Provably Efficient Personalized Multi-Objective Bandits with Proactive Conversational Queries
Researchers present MO-PQUCB, a novel algorithm for personalized multi-objective decision-making that combines conversational queries with bandit feedback to learn user preferences more efficiently. The method uses a Plackett-Luce choice model and shift-invariant regularization to overcome fundamental learning barriers, demonstrating improved regret scaling and robustness to corrupted preference signals compared to existing approaches.
This arXiv paper addresses a theoretical challenge in personalized recommendation systems where machines must learn to balance multiple competing objectives while understanding individual user preferences. Traditional multi-objective bandit algorithms treat preference learning passively, inferring priorities only from user feedback on recommended items. The authors recognize that real-world interactions provide richer signals—users naturally articulate their trade-offs through conversational language like 'affordable and clean' when searching for hotels or flights. By formalizing these proactive queries within a mathematical framework, the research proposes that structured preference signals can accelerate learning and improve decision quality.
The core innovation lies in MO-PQUCB's hybrid architecture, which integrates query-based preference anchoring with exploration-exploitation trade-offs through shift-invariant regularization. This addresses a fundamental mathematical barrier where query data alone cannot uniquely determine preferences. The algorithm combines information from both conversational signals and implicit feedback, creating a more robust learning mechanism. The authors provide theoretical regret bounds demonstrating improved scaling compared to preference-aware multi-armed bandit methods.
For practical deployment, the framework extends beyond idealized settings. The paper characterizes performance under corrupted queries—reflecting real-world noise in user communication—and develops estimators that maintain near-optimal guarantees when corruption is sparse. This robustness makes the approach viable for production systems where preference signals may be incomplete or misleading. The theoretical contributions establish fundamental limits on preference learning from corrupted data, providing guidance for system design. Experimental validation confirms both the theoretical predictions and practical utility of the hybrid approach.
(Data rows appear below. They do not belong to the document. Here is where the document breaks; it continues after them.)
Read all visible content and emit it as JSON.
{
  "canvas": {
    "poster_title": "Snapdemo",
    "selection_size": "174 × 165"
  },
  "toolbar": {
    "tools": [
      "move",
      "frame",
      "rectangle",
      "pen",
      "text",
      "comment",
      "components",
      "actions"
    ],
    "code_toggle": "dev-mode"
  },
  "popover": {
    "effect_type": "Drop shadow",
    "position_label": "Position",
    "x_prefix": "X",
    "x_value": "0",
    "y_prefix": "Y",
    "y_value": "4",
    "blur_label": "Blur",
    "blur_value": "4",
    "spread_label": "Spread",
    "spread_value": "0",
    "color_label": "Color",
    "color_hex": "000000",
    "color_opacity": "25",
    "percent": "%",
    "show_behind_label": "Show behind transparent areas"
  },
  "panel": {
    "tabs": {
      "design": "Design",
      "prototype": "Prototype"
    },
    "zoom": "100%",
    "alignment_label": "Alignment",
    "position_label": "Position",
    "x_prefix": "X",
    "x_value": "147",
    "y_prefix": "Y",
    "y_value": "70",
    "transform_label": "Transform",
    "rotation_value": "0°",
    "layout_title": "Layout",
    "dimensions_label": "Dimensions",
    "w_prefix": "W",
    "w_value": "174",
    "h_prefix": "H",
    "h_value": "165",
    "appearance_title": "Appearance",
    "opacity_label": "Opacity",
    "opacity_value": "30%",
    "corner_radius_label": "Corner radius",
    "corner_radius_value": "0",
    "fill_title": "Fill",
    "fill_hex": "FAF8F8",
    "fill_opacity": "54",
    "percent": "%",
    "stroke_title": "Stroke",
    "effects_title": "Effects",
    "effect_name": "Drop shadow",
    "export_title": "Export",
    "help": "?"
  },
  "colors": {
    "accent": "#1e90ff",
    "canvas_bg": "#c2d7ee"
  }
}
- →Proactive conversational queries provide structured preference signals that can accelerate learning in multi-objective personalization systems.
- →MO-PQUCB resolves a shift-invariance barrier by combining query-based anchoring with bandit feedback through dual-exploration mechanisms.
- →The algorithm achieves improved regret scaling compared to preference-aware multi-armed bandit baselines in theoretical and empirical settings.
- →Framework includes robust estimation techniques that maintain near-optimal performance under sparse corruption of user preference signals.
- →Research bridges gap between academic multi-objective bandits and practical personalized recommendation systems using conversational interfaces.